The world is big, but the community is so small.
Last week, a man wrote me the following:
“Mr. Lieber, you most likely do not remember me, but I held the door open for you at a meeting at a church in North Dallas. You were a presenter and were pulling a wheeled container. I did not know at that time who you were, but wanted to make it easier for you.”
Do I remember? No. Do I care? Yes. Whenever this man sees my column in the newspaper, I know he thinks, “I held the door open for him once.” I know I’d think that. I hope I said a proper thank you.
Then last week, Friday around dinnertime, when I thought I was done, finally, for the week, the top editor at the paper emailed me to say he noticed that I had tweeted something eight hours before. Did I not, he asked sweetly, want to turn that into full-blown story? Like right away?
Of course, sir.
Who knew that a tweet in the morning can keep you working late into the evening?
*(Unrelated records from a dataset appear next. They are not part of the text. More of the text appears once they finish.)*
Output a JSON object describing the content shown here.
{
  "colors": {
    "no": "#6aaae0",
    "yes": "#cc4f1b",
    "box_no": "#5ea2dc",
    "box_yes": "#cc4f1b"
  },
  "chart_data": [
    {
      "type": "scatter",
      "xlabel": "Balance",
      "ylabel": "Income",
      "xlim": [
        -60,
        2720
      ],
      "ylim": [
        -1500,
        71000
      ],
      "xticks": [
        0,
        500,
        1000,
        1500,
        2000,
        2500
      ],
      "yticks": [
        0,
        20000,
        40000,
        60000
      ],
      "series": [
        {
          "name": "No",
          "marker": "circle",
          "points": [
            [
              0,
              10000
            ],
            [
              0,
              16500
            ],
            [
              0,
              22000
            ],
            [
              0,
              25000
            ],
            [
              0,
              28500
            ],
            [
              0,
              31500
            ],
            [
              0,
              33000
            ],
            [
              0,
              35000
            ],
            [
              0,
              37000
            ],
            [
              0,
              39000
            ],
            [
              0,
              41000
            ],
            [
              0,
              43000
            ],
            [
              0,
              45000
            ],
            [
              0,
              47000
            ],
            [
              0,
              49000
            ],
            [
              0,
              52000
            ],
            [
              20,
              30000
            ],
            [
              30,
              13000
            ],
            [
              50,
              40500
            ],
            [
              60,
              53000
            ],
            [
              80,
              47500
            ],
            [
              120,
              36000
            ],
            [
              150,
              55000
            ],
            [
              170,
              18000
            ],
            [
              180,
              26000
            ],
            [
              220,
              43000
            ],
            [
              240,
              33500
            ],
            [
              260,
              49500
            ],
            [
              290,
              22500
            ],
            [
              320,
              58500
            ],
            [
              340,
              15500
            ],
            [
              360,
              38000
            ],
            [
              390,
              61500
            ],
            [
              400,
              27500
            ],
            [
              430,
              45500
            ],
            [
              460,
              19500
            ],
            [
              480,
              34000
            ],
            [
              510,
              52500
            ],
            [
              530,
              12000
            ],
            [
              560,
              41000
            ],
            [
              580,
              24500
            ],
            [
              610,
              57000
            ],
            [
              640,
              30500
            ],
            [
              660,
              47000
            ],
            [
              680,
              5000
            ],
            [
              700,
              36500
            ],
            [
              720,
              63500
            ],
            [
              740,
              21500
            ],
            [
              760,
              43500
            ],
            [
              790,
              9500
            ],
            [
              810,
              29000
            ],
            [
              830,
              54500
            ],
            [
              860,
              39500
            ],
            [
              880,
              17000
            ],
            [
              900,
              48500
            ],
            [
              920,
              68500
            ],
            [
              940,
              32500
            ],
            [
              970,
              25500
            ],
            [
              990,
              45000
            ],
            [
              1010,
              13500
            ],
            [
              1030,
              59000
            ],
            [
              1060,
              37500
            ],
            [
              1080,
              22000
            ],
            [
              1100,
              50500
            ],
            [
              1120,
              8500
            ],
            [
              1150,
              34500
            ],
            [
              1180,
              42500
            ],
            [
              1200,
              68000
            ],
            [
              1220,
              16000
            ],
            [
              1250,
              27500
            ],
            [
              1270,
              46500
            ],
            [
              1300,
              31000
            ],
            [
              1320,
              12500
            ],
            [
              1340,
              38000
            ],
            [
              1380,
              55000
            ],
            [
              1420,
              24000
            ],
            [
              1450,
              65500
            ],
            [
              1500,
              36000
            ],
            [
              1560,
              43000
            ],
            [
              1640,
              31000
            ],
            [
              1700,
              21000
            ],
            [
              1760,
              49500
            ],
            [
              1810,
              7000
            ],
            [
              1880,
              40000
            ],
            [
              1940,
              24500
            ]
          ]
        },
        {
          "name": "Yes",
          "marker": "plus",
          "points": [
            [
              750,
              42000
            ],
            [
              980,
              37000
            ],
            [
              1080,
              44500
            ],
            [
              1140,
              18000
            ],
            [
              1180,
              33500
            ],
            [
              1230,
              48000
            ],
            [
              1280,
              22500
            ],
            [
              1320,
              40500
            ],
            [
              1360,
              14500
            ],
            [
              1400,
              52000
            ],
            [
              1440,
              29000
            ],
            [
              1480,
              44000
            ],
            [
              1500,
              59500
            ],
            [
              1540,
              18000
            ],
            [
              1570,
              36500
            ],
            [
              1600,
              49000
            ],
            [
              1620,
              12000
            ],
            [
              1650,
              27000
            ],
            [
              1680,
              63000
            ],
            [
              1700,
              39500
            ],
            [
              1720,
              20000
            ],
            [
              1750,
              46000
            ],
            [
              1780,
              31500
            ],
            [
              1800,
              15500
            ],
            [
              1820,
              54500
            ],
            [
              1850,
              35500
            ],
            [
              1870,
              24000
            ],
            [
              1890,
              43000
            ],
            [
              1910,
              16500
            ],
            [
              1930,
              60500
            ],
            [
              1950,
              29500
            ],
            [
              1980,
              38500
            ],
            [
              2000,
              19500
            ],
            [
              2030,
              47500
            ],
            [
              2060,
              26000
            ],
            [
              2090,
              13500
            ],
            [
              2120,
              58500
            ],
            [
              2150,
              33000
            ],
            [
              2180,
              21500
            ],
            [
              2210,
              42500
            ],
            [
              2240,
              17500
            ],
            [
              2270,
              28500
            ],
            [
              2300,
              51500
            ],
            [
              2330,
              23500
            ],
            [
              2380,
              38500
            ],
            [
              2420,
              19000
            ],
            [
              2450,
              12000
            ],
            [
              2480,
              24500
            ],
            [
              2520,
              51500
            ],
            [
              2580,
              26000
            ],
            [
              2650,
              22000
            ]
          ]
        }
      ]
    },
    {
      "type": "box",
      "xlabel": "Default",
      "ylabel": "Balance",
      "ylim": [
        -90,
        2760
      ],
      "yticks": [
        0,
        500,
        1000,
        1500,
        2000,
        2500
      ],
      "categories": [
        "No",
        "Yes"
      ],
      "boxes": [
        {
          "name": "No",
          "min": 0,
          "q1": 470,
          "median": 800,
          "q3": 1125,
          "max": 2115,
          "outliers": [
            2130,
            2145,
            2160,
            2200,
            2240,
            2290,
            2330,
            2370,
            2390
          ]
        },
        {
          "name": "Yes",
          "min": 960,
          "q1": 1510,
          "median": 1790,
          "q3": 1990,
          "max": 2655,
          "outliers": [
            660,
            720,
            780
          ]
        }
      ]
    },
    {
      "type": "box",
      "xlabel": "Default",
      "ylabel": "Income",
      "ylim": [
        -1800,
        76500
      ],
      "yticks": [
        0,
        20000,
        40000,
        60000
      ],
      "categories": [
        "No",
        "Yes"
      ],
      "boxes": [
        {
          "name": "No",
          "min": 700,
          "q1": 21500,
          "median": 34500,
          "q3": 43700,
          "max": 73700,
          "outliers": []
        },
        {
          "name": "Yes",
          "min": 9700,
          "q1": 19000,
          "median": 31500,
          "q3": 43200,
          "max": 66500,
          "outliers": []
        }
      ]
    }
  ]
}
And as if I needed another reminder of the end of privacy, after I posted that story so gently suggested to me by the top editor, I heard from a reader.
“I noticed your posting at 7:33 pm, a few minutes ago,” he wrote. “It’s been a very good day for you. Take the rest of the day off.”
I always thought that if I didn’t post personal information about myself on social media, I could maintain a semblance of privacy. Who am I kidding? Somebody is always watching.